A few issues that the regulations failed to address:

  • The Rule did not require that the Forest Service conduct comprehensive inventories of roads, trails, and routes prior to making designations.
  • The rules allow Forests to designate routes from which hunters may travel cross country to retrieve game and for dispersed camping. This would allow route proliferation to continue and could substantially undermine the concept of vehicle travel only on designated routes.
  • While the Executive Orders and previous regulations require closure of routes determined to be suffering considerable adverse affects until the damage is eliminated, the new rules use the terms eliminated or mitigated.
  • The new Rule removed a highly valuable and necessary requirement for annual monitoring of the route system and damages incurred on forest lands from OHV use
  • The new rules, contrary to the Executive Orders they are supposed to implement, did not require designated routes to “minimize” impacts, but merely to consider the impact with the “objective of minimizing.”

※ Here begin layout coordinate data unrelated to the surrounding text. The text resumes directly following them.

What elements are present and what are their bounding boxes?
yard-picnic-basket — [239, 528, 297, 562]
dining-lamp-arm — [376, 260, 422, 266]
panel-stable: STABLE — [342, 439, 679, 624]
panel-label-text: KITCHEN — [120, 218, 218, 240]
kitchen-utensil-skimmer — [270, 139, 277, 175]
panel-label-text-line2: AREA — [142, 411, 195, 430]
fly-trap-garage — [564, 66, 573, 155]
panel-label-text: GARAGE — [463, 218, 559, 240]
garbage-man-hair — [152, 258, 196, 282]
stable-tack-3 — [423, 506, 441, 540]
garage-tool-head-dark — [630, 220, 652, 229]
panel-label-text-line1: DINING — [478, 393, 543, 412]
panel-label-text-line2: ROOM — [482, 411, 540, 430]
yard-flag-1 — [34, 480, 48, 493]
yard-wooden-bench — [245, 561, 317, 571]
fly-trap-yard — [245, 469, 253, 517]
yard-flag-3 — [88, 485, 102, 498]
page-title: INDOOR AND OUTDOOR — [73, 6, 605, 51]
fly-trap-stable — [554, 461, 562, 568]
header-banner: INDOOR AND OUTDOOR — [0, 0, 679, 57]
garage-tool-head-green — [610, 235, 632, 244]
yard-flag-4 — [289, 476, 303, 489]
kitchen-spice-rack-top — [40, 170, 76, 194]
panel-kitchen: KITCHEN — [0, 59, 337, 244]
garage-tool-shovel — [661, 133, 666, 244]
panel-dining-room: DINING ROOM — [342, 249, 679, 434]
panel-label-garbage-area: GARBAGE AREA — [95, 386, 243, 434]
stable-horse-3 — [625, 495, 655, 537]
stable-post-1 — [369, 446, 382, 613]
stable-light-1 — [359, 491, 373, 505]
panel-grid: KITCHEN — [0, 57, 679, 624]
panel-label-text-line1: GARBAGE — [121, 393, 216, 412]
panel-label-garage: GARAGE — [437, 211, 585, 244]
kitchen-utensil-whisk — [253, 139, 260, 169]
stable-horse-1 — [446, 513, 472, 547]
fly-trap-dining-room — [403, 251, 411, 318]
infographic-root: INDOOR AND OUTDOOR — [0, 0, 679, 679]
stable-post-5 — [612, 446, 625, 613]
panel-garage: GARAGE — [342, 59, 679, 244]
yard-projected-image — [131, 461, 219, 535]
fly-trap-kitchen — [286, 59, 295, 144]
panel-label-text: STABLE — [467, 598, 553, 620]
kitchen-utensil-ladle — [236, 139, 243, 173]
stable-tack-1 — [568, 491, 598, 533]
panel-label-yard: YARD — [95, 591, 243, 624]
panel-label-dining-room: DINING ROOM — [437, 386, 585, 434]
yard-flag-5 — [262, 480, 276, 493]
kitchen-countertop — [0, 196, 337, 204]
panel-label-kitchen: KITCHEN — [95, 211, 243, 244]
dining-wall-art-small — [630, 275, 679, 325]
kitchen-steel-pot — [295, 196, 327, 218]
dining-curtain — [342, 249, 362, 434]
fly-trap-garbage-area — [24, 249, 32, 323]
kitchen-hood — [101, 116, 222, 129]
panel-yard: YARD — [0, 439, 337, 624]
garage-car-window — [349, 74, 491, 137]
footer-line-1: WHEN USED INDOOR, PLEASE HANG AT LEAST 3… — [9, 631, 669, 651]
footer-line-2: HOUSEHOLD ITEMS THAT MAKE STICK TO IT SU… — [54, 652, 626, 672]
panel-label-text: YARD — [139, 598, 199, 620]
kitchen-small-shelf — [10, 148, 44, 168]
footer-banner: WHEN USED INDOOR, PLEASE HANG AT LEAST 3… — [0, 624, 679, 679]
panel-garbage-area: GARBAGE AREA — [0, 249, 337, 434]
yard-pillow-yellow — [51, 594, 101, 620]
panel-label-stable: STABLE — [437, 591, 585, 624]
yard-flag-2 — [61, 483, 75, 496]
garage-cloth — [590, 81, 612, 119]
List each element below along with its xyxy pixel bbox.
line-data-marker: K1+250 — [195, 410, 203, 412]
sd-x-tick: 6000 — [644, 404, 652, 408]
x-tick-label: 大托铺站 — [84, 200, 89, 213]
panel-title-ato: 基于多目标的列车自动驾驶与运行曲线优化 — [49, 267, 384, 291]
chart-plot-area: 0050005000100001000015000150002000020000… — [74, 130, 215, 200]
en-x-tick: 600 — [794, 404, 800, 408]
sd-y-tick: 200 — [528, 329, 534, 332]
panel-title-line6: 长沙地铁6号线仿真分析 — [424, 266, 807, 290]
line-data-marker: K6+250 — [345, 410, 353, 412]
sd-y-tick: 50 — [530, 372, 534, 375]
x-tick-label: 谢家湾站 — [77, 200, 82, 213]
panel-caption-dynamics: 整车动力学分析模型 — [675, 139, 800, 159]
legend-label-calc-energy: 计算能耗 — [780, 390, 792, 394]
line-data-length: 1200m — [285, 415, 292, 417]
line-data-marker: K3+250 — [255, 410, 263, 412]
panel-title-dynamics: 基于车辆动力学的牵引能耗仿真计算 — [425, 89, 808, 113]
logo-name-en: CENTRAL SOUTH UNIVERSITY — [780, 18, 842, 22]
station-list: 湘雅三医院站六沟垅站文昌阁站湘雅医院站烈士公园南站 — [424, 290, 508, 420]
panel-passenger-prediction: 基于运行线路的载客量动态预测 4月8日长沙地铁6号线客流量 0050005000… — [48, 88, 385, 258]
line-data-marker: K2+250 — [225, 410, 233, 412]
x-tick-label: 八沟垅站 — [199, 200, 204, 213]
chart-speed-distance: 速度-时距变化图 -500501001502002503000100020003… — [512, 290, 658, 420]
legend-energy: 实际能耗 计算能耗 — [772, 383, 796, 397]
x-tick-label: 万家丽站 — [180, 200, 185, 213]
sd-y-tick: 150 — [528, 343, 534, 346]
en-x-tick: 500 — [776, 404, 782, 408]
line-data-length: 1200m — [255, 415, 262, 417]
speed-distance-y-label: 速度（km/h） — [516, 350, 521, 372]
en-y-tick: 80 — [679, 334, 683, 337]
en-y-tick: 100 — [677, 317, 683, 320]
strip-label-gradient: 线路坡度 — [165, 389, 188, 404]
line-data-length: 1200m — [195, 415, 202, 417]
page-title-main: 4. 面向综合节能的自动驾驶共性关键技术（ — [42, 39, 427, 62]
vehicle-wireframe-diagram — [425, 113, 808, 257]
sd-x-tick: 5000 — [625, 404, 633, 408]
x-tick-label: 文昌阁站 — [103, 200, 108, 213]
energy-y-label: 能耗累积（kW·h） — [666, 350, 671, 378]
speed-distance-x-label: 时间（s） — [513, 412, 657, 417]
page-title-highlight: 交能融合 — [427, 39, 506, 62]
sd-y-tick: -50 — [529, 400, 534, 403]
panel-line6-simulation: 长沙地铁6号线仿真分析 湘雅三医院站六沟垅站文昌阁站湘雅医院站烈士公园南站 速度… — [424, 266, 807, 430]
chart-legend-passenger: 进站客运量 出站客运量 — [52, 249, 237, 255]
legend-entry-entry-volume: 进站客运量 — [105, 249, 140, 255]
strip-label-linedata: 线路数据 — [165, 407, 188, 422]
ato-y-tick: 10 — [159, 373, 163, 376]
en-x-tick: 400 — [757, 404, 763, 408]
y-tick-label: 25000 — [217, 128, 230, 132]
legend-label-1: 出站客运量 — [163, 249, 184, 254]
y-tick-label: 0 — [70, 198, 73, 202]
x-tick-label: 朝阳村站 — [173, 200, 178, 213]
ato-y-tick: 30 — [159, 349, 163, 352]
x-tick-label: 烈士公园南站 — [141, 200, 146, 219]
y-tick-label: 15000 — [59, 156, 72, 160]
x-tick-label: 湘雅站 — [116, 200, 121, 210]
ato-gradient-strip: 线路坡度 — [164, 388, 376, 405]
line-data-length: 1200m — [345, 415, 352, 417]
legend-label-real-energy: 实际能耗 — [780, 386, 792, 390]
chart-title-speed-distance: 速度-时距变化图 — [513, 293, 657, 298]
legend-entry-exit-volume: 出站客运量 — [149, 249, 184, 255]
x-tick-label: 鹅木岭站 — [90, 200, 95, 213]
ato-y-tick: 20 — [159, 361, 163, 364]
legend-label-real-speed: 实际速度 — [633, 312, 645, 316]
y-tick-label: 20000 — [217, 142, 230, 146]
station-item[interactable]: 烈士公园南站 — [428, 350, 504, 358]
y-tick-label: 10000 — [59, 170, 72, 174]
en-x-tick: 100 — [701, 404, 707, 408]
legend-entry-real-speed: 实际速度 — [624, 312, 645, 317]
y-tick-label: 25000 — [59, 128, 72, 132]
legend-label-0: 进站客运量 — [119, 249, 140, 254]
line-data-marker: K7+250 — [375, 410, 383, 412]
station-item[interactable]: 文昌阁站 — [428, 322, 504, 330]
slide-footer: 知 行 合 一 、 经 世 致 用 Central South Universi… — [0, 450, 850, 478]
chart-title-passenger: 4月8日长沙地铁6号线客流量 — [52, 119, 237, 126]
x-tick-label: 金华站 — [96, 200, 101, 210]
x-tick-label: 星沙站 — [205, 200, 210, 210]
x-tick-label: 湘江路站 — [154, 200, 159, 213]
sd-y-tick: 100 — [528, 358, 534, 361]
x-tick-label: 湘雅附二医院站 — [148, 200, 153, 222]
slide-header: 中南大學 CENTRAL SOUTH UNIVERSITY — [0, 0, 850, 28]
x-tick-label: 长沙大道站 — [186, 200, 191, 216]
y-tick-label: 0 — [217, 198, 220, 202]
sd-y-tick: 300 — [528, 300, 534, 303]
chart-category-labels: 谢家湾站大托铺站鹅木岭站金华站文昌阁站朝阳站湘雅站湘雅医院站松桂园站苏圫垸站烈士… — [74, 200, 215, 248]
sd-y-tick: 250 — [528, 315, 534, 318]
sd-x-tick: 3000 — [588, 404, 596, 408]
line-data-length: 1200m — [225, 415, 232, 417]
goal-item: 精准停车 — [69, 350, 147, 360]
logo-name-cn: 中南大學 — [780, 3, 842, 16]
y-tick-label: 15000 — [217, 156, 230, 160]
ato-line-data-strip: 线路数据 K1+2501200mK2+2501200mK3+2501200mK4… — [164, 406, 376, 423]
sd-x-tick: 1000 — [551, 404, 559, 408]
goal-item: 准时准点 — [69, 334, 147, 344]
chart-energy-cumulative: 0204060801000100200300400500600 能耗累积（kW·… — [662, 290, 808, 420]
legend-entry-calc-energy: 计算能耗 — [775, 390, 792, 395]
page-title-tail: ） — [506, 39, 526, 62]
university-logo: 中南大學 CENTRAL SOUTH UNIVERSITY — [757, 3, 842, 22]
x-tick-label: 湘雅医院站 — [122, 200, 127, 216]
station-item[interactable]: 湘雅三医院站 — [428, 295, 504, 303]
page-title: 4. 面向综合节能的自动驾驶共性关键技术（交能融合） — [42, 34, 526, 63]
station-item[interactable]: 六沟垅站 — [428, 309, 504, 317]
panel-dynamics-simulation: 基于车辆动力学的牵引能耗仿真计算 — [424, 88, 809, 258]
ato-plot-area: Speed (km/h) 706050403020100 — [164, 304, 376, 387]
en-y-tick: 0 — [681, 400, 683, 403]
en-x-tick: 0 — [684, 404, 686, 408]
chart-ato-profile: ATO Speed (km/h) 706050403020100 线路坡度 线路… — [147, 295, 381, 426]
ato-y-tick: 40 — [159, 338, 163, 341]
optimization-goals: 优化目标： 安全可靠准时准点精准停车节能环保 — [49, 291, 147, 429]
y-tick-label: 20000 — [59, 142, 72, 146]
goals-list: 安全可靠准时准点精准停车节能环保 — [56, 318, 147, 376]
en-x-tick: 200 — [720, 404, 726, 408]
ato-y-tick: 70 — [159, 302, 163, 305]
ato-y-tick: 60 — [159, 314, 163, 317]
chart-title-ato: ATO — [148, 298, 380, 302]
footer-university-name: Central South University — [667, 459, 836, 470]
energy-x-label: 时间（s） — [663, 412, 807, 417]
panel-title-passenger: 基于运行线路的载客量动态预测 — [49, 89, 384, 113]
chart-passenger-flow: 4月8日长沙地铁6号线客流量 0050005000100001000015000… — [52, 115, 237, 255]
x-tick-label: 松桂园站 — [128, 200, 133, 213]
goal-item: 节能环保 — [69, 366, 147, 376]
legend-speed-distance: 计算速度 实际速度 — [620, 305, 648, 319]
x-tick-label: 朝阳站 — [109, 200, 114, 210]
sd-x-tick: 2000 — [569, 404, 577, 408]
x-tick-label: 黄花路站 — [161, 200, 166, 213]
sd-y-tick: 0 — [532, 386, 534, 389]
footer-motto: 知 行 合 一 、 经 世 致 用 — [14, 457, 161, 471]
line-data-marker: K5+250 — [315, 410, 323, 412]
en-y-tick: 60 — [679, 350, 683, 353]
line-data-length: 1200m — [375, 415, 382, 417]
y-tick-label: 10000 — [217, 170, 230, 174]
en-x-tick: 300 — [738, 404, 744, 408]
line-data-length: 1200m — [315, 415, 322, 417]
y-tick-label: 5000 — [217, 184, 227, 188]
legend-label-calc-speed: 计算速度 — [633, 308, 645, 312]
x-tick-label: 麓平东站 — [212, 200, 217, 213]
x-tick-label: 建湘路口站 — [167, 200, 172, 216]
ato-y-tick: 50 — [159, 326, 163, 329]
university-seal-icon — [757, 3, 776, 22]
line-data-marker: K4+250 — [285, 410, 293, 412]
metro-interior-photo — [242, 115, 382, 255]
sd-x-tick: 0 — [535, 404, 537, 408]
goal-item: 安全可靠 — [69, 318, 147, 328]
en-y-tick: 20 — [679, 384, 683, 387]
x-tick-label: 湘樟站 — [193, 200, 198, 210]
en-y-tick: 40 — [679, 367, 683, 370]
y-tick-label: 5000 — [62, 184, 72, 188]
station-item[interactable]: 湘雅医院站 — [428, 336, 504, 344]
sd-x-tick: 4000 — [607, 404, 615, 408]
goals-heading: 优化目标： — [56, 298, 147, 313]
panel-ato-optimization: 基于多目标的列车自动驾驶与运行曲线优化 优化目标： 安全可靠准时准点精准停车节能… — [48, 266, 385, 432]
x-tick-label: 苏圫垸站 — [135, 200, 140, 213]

  • The Rule did not allow for the designating roads and routes based on a full and public analysis of the site-specific environmental impacts and user-conflicts.
  • It did not make it any easier for law enforcement officers to issue citations to users in violation of rules and regulations.
  • The Rule did not require that designated off-road vehicle routes be manageable and enforceable, minimize damage to wildlife habitat, or reduce conflicts with other forest users and neighbors.
  • It did not dedicate funds for the implementation and enforcement of trail, route, and road closures.